I've tried the both the prybar and the sawzall techniques. I prefer the sawzall myself. Though it sucks when the pallets have been glued. Those end up as firewood.


----------



## billman (May 3, 2006)

I have found if you use a pry bar (best is a 36" Demolition Bar) you can pop the boards right up with the nails. Then tap the nails out with a hammer, usually takes 1 or 2 hits and goes quick. Then you can use the nails for something else.


----------



## Decrepit Desecr8shun (Aug 10, 2009)

billman said:


> I have found if you use a pry bar (best is a 36" Demolition Bar) you can pop the boards right up with the nails. Then tap the nails out with a hammer, usually takes 1 or 2 hits and goes quick. Then you can use the nails for something else.


Nah,use them on the monster in the box project!!! I'm w/u on that one,I do it exactly the same except I use a 26oz framing hammer. That takes 1 swing. Flat bars best for nail extraction..be thankful they don't use ring tip rosin glue shank nails...you have 2 cut them and almost impossible even w/a nailset to remove them. Foruntately they don't use framing guns...


----------



## bradbaum (Jul 26, 2008)

Most of the pallets I have used are put together with the twisty nails shot out of a nail gun with the glue coating on them. The only way to get them out without destroying the planks is cutting them with the sawzall.


----------



## Decrepit Desecr8shun (Aug 10, 2009)

bradbaum said:


> Most of the pallets I have used are put together with the twisty nails shot out of a nail gun with the glue coating on them. The only way to get them out without destroying the planks is cutting them with the sawzall.

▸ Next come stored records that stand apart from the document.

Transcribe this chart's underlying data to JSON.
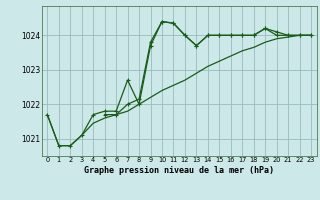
{
  "background_color": "#cce8e8",
  "grid_color": "#99bbbb",
  "line_color": "#1a5c1a",
  "title": "Graphe pression niveau de la mer (hPa)",
  "xlim": [
    -0.5,
    23.5
  ],
  "ylim": [
    1020.5,
    1024.85
  ],
  "yticks": [
    1021,
    1022,
    1023,
    1024
  ],
  "xticks": [
    0,
    1,
    2,
    3,
    4,
    5,
    6,
    7,
    8,
    9,
    10,
    11,
    12,
    13,
    14,
    15,
    16,
    17,
    18,
    19,
    20,
    21,
    22,
    23
  ],
  "line1_x": [
    0,
    1,
    2,
    3,
    4,
    5,
    6,
    7,
    8,
    9,
    10,
    11,
    12,
    13,
    14,
    15,
    16,
    17,
    18,
    19,
    20,
    21,
    22,
    23
  ],
  "line1_y": [
    1021.7,
    1020.8,
    1020.8,
    1021.1,
    1021.7,
    1021.8,
    1021.8,
    1022.7,
    1022.0,
    1023.7,
    1024.4,
    1024.35,
    1024.0,
    1023.7,
    1024.0,
    1024.0,
    1024.0,
    1024.0,
    1024.0,
    1024.2,
    1024.0,
    1024.0,
    1024.0,
    1024.0
  ],
  "line2_x": [
    0,
    1,
    2,
    3,
    4,
    5,
    6,
    7,
    8,
    9,
    10,
    11,
    12,
    13,
    14,
    15,
    16,
    17,
    18,
    19,
    20,
    21,
    22,
    23
  ],
  "line2_y": [
    1021.7,
    1020.8,
    1020.8,
    1021.1,
    1021.45,
    1021.6,
    1021.7,
    1021.8,
    1022.0,
    1022.2,
    1022.4,
    1022.55,
    1022.7,
    1022.9,
    1023.1,
    1023.25,
    1023.4,
    1023.55,
    1023.65,
    1023.8,
    1023.9,
    1023.95,
    1024.0,
    1024.0
  ],
  "line3_x": [
    5,
    6,
    7,
    8,
    9,
    10,
    11,
    12,
    13,
    14,
    15,
    16,
    17,
    18,
    19,
    20,
    21,
    22,
    23
  ],
  "line3_y": [
    1021.7,
    1021.7,
    1022.0,
    1022.15,
    1023.8,
    1024.4,
    1024.35,
    1024.0,
    1023.7,
    1024.0,
    1024.0,
    1024.0,
    1024.0,
    1024.0,
    1024.2,
    1024.1,
    1024.0,
    1024.0,
    1024.0
  ]
}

3 or 4ft demolition bars make quick work of them in seconds. And no Old School Shaolin Vibrating Palm Technique afterwards!! LOL!! Want something faster still? Try a digging/tamping bar(depends on where your from as 2 what their called). 6ft of heavy steel with a flattened semi sharp tip and a flat mushroom head on it! Great for cutting thru roots/hard pack clay/concrete and many other things! Better be in shape bcuz their about 30lbs & will wear your hiney out if your not used to swinging them.(Fun 2 watch body builders try 2 use...oh they are so strong that they end up doubled over panting!!!):ninja:


----------



## fritz42_male (May 5, 2009)

Decrepit Desecr8shun said:


> And no Old School Shaolin Vibrating Palm Technique afterwards!! LOL!!


ROFL - Know EXACTLY what you mean!


----------